Romain Lucazeau : La SCET existe depuis 1955. C’est une filiale de la Caisse des Dépôts dont le cœur de métier est l’aménagement du territoire. Nous avons été de toutes les grandes opérations de l’aménagement du territoire, avec ses réussites et ses échecs aussi : toutes les générations d'équipements, les villes nouvelles, les grandes infrastructures de transport, les grandes stations de plein air et les stations de montagne. Depuis 2012-2014, la Caisse des dépôts a décidé de nous transformer en cabinet de conseil et nous produisons des livres blancs, des rapports, etc. Nous sommes 350 consultants et experts, avec un petit tiers à Paris, un gros tiers à Lyon et le reste entre Toulon, Toulouse, Bordeaux et Angers. Nous travaillons sur des sujets où il nous semble qu'une évolution, soit des politiques publiques, soit de l'économie, va avoir un impact transformant significatif sur l'aménagement du territoire. Un de nos précédents livres blancs traitait des évolutions à venir de l'agriculture et ce que cela allait changer au territoire. Aujourd’hui, nous traitons des industries de défense.

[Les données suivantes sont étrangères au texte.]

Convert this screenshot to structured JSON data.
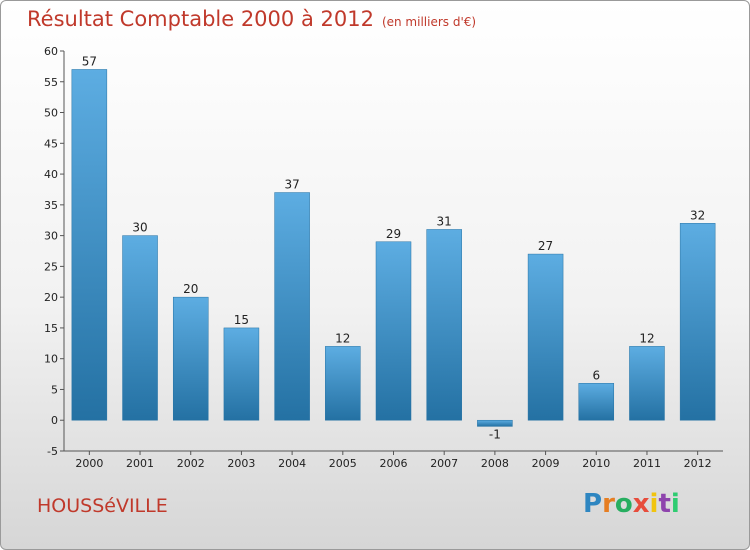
{
  "title": "Résultat Comptable 2000 à 2012",
  "subtitle": "(en milliers d'€)",
  "commune": "HOUSSéVILLE",
  "logo": {
    "letters": [
      "P",
      "r",
      "o",
      "x",
      "i",
      "t",
      "i"
    ],
    "colors": [
      "#2e86c1",
      "#e67e22",
      "#27ae60",
      "#e74c3c",
      "#f1c40f",
      "#8e44ad",
      "#2ecc71"
    ]
  },
  "colors": {
    "bar_top": "#5dade2",
    "bar_bottom": "#2471a3",
    "title": "#c0392b"
  },
  "chart_data": {
    "type": "bar",
    "categories": [
      "2000",
      "2001",
      "2002",
      "2003",
      "2004",
      "2005",
      "2006",
      "2007",
      "2008",
      "2009",
      "2010",
      "2011",
      "2012"
    ],
    "values": [
      57,
      30,
      20,
      15,
      37,
      12,
      29,
      31,
      -1,
      27,
      6,
      12,
      32
    ],
    "value_labels": [
      "57",
      "30",
      "20",
      "15",
      "37",
      "12",
      "29",
      "31",
      "-1",
      "27",
      "6",
      "12",
      "32"
    ],
    "y_ticks": [
      "-5",
      "0",
      "5",
      "10",
      "15",
      "20",
      "25",
      "30",
      "35",
      "40",
      "45",
      "50",
      "55",
      "60"
    ],
    "ylim": [
      -5,
      60
    ],
    "grid": false,
    "legend": "none"
  }
}
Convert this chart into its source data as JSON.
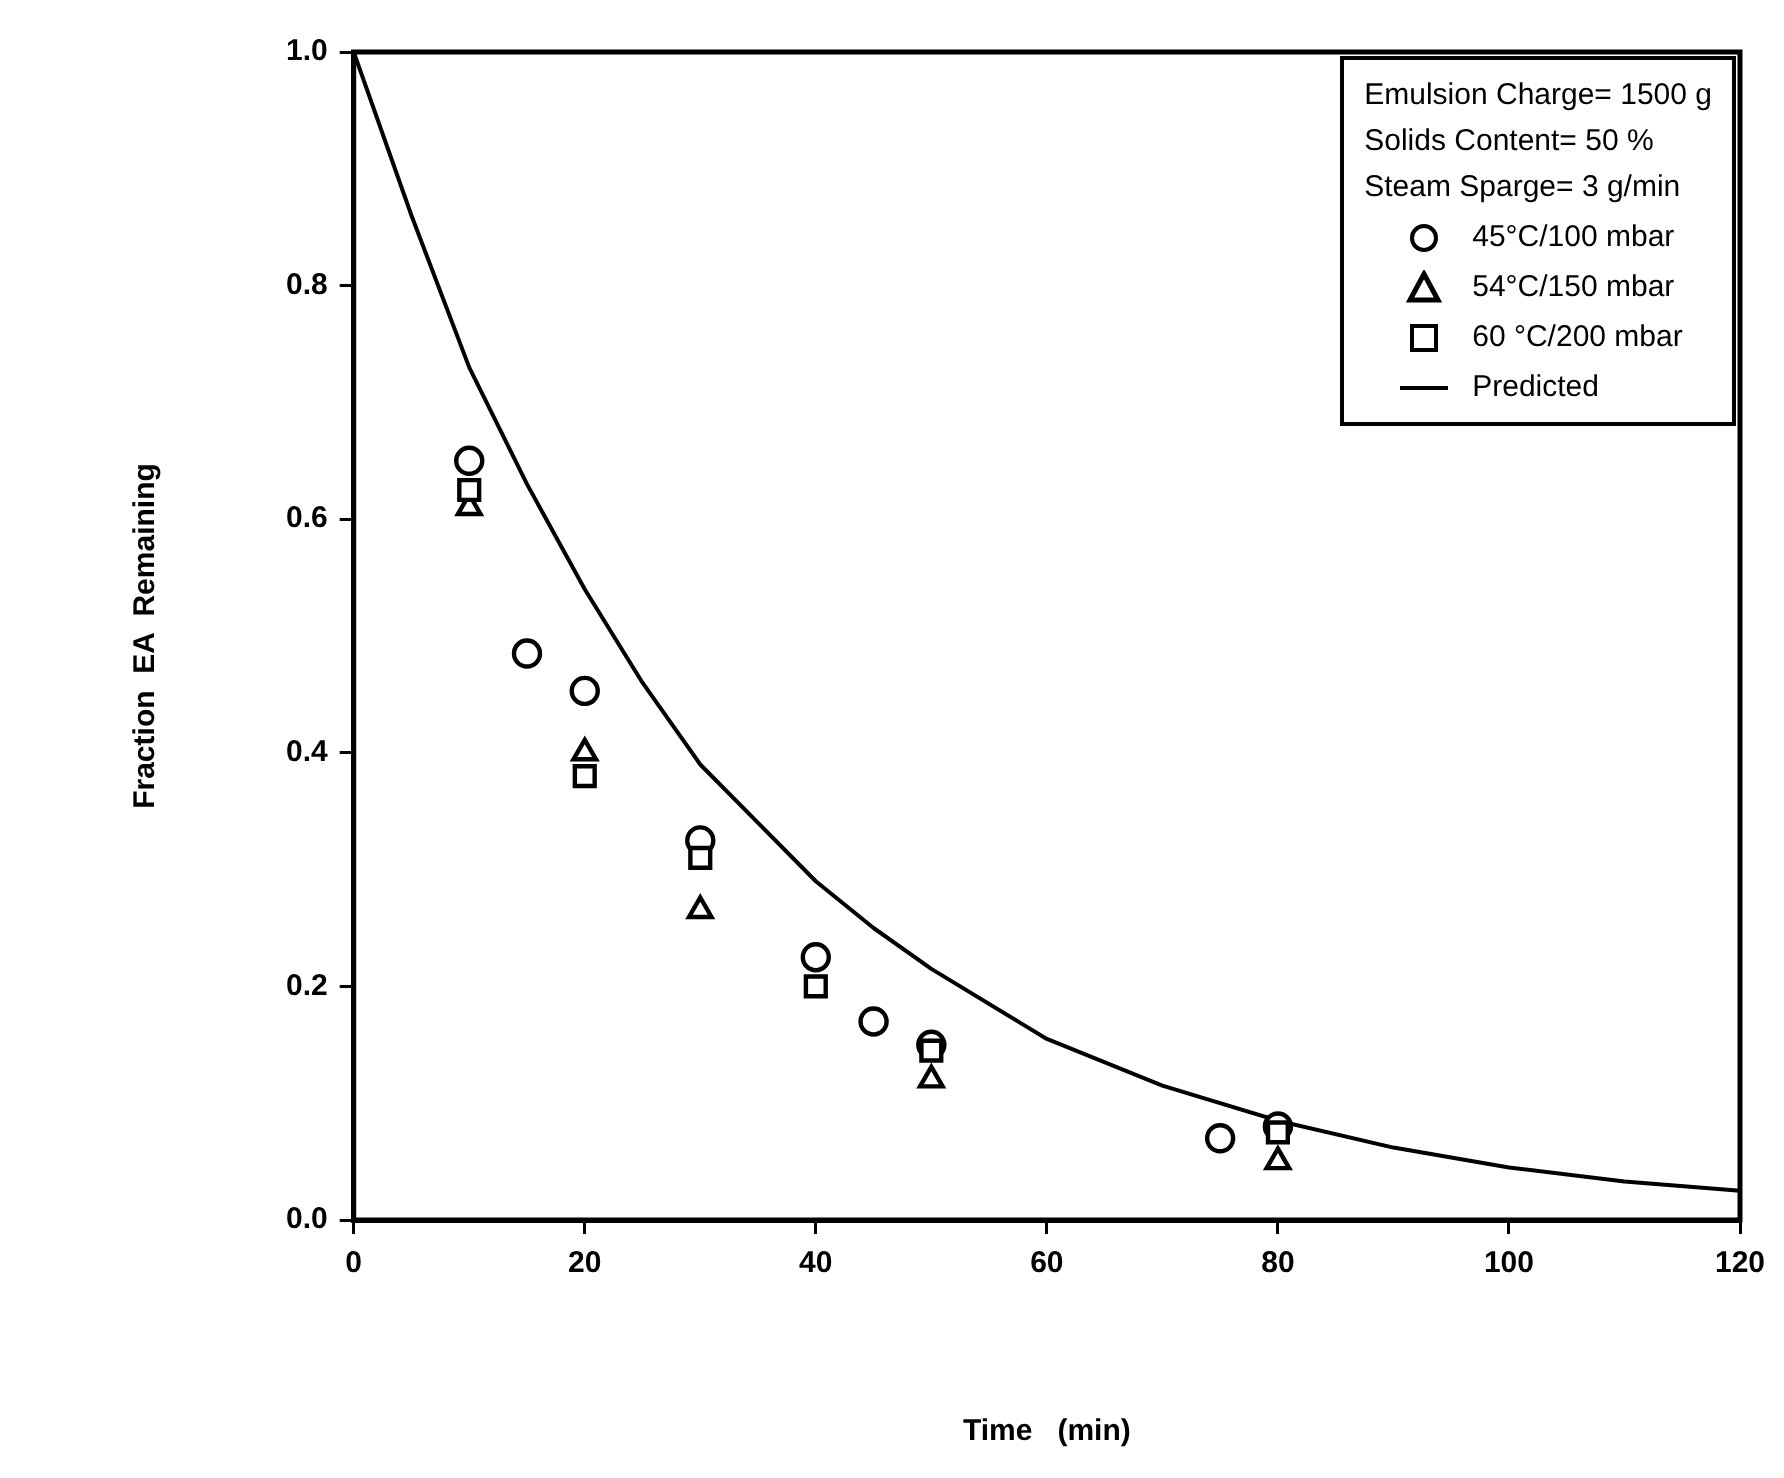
{
  "chart_data": {
    "type": "scatter",
    "xlabel": "Time   (min)",
    "ylabel": "Fraction  EA  Remaining",
    "xlim": [
      0,
      120
    ],
    "xticks": [
      0,
      20,
      40,
      60,
      80,
      100,
      120
    ],
    "ylim": [
      0,
      1.0
    ],
    "yticks": [
      {
        "value": 0,
        "label": "0.0"
      },
      {
        "value": 0.2,
        "label": "0.2"
      },
      {
        "value": 0.4,
        "label": "0.4"
      },
      {
        "value": 0.6,
        "label": "0.6"
      },
      {
        "value": 0.8,
        "label": "0.8"
      },
      {
        "value": 1.0,
        "label": "1.0"
      }
    ],
    "grid": false,
    "legend": "top right",
    "annotations": [
      "Emulsion Charge= 1500 g",
      "Solids Content= 50 %",
      "Steam Sparge= 3 g/min"
    ],
    "series": [
      {
        "name": "45°C/100 mbar",
        "marker": "circle",
        "color": "#000000",
        "x": [
          10,
          15,
          20,
          30,
          40,
          45,
          50,
          75,
          80
        ],
        "values": [
          0.65,
          0.485,
          0.453,
          0.325,
          0.225,
          0.17,
          0.15,
          0.07,
          0.08
        ]
      },
      {
        "name": "54°C/150 mbar",
        "marker": "triangle",
        "color": "#000000",
        "x": [
          10,
          20,
          30,
          50,
          80
        ],
        "values": [
          0.61,
          0.4,
          0.265,
          0.12,
          0.05
        ]
      },
      {
        "name": "60 °C/200 mbar",
        "marker": "square",
        "color": "#000000",
        "x": [
          10,
          20,
          30,
          40,
          50,
          80
        ],
        "values": [
          0.625,
          0.38,
          0.31,
          0.2,
          0.145,
          0.075
        ]
      },
      {
        "name": "Predicted",
        "type": "line",
        "marker": "none",
        "line_style": "solid",
        "color": "#000000",
        "x": [
          0,
          5,
          10,
          15,
          20,
          25,
          30,
          35,
          40,
          45,
          50,
          60,
          70,
          80,
          90,
          100,
          110,
          120
        ],
        "values": [
          1.0,
          0.86,
          0.73,
          0.63,
          0.54,
          0.46,
          0.39,
          0.34,
          0.29,
          0.25,
          0.215,
          0.155,
          0.115,
          0.085,
          0.062,
          0.045,
          0.033,
          0.025
        ]
      }
    ]
  }
}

SDBR News : Les industriels de la BITD**, surtout les ETI et les PME, souffrent aujourd’hui d’un défaut de commandes et d’un manque de visibilité. Comment dès lors leur demander d’absorber 30-40 milliards de commandes de plus par an ? Et de qui, tombées du ciel ?

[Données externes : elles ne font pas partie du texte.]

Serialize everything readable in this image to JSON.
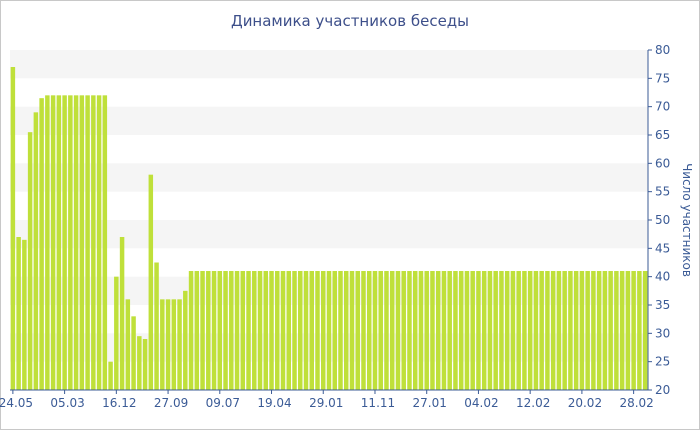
{
  "chart_data": {
    "type": "bar",
    "title": "Динамика участников беседы",
    "xlabel": "",
    "ylabel": "Число участников",
    "ylim": [
      20,
      80
    ],
    "yticks": [
      20,
      25,
      30,
      35,
      40,
      45,
      50,
      55,
      60,
      65,
      70,
      75,
      80
    ],
    "xtick_labels": [
      "24.05",
      "05.03",
      "16.12",
      "27.09",
      "09.07",
      "19.04",
      "29.01",
      "11.11",
      "27.01",
      "04.02",
      "12.02",
      "20.02",
      "28.02"
    ],
    "xtick_positions": [
      0,
      9,
      18,
      27,
      36,
      45,
      54,
      63,
      72,
      81,
      90,
      99,
      108
    ],
    "grid": true,
    "legend": "none",
    "color": "#bfe03a",
    "values": [
      77,
      47,
      46.5,
      65.5,
      69,
      71.5,
      72,
      72,
      72,
      72,
      72,
      72,
      72,
      72,
      72,
      72,
      72,
      25,
      40,
      47,
      36,
      33,
      29.5,
      29,
      58,
      42.5,
      36,
      36,
      36,
      36,
      37.5,
      41,
      41,
      41,
      41,
      41,
      41,
      41,
      41,
      41,
      41,
      41,
      41,
      41,
      41,
      41,
      41,
      41,
      41,
      41,
      41,
      41,
      41,
      41,
      41,
      41,
      41,
      41,
      41,
      41,
      41,
      41,
      41,
      41,
      41,
      41,
      41,
      41,
      41,
      41,
      41,
      41,
      41,
      41,
      41,
      41,
      41,
      41,
      41,
      41,
      41,
      41,
      41,
      41,
      41,
      41,
      41,
      41,
      41,
      41,
      41,
      41,
      41,
      41,
      41,
      41,
      41,
      41,
      41,
      41,
      41,
      41,
      41,
      41,
      41,
      41,
      41,
      41,
      41,
      41,
      41
    ]
  }
}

Romain Lucazeau : Tout le monde dit cela, mais c’est à nuancer fortement. Pour plein de raisons. Premièrement, en effet vous avez raison, les industriels disent publiquement que l'État français n'est pas en cohérence avec ce qu'il est en train d'annoncer et que nous sommes loin de l'industrie de guerre. Cela est complètement vrai. Deuxièmement, dans ce contexte-là, c'est compliqué de monter en cadence, de prendre des risques et d'aller mobiliser des financements supplémentaires, alors que du financement à mobiliser, il y en a. Mais, quand vous êtes un fonds d'investissement et que vous voyez que le niveau de rentabilité des entreprises de la BITD est plus faible que celui d’autres entreprises, forcément vous hésitez. Donc je suis d'accord sur le fait qu'effectivement, il y a une problématique en lien avec les commandes en France. Le ministre de la Défense s'en est expliqué et c'est évidemment un problème.
SDBR News : Alors que proposez-vous face à cette situation ?

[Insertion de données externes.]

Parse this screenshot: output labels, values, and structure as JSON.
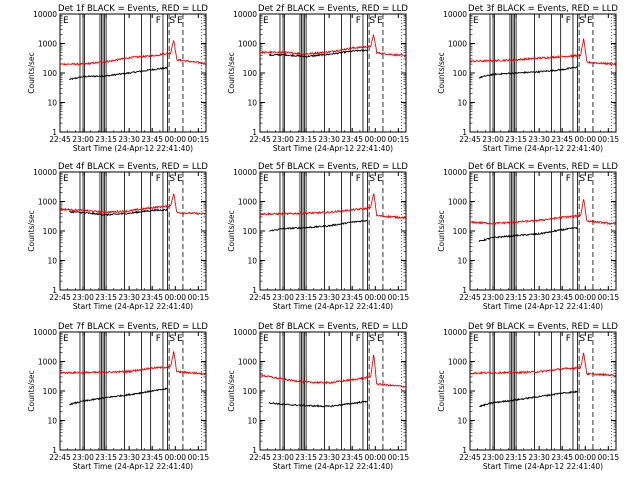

Romain Lucazeau : Néanmoins, quel que soit le scénario futur, les dépenses d'armement françaises ne vont pas monter jusqu'au ciel, pour plein de raisons : à cause du niveau de la dette, pour des raisons géostratégiques, parce que nous avons une armée mature et parce que la France est un pays doté de l'arme nucléaire, ses problématiques ne sont donc pas les mêmes que pour l'Allemagne ou la Pologne. Le potentiel de croissance de la dépense de défense en France est donc limité.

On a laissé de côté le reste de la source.